Optimal Investment, Consumption, and Insurance with Durable Goods under Stochastic Depreciation Risk

Abstract

We study an infinite-horizon optimal investment, consumption and insurance problem for an economic agent who consumes a perishable and a durable good. The agent trades in a risk-free asset, a risky asset, and a durable good whose price follows a correlated diffusion, while the stock of the durable good depreciates deterministically and is subject to insurable Poisson loss shocks. The agent can partially hedge these shocks via an insurance contract with loading and chooses optimal perishable consumption, portfolio holdings, and insurance coverage to maximise expected discounted CRRA utility. Exploiting the homogeneity of the problem, we reduce the Hamilton--Jacobi--Bellman equation to a static one-dimensional optimisation over constant portfolio shares and derive a semi-explicit optimal strategy.

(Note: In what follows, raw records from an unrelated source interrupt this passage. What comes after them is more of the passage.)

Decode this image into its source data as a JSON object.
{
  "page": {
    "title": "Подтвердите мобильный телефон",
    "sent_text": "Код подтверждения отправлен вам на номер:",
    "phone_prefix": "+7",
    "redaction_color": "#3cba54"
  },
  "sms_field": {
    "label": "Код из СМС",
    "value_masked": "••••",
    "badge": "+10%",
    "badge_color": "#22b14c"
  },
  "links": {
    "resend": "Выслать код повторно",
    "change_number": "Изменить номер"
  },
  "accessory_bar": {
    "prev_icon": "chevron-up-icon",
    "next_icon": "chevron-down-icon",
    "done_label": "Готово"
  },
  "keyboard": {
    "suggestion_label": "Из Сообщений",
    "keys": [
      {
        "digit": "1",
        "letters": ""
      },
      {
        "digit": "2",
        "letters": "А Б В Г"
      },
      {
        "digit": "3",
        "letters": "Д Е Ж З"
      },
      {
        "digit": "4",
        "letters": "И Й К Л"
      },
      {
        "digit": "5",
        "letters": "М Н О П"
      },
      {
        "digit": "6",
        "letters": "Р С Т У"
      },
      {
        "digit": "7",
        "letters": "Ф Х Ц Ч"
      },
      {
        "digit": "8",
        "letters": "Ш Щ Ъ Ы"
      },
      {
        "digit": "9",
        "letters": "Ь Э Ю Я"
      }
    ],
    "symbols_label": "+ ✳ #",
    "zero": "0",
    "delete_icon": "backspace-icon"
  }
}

We then prove a verification theorem for the associated jump-diffusion wealth process with insurance, establishing the existence and optimality of this constant-fraction strategy under explicit transversality conditions for both risk-aversion regimes 0<γ<1 and γ>1. Numerical experiments illustrate the impact of stochastic depreciation risk and insurance loading on the optimal allocation to financial assets, durable goods, and insurance coverage.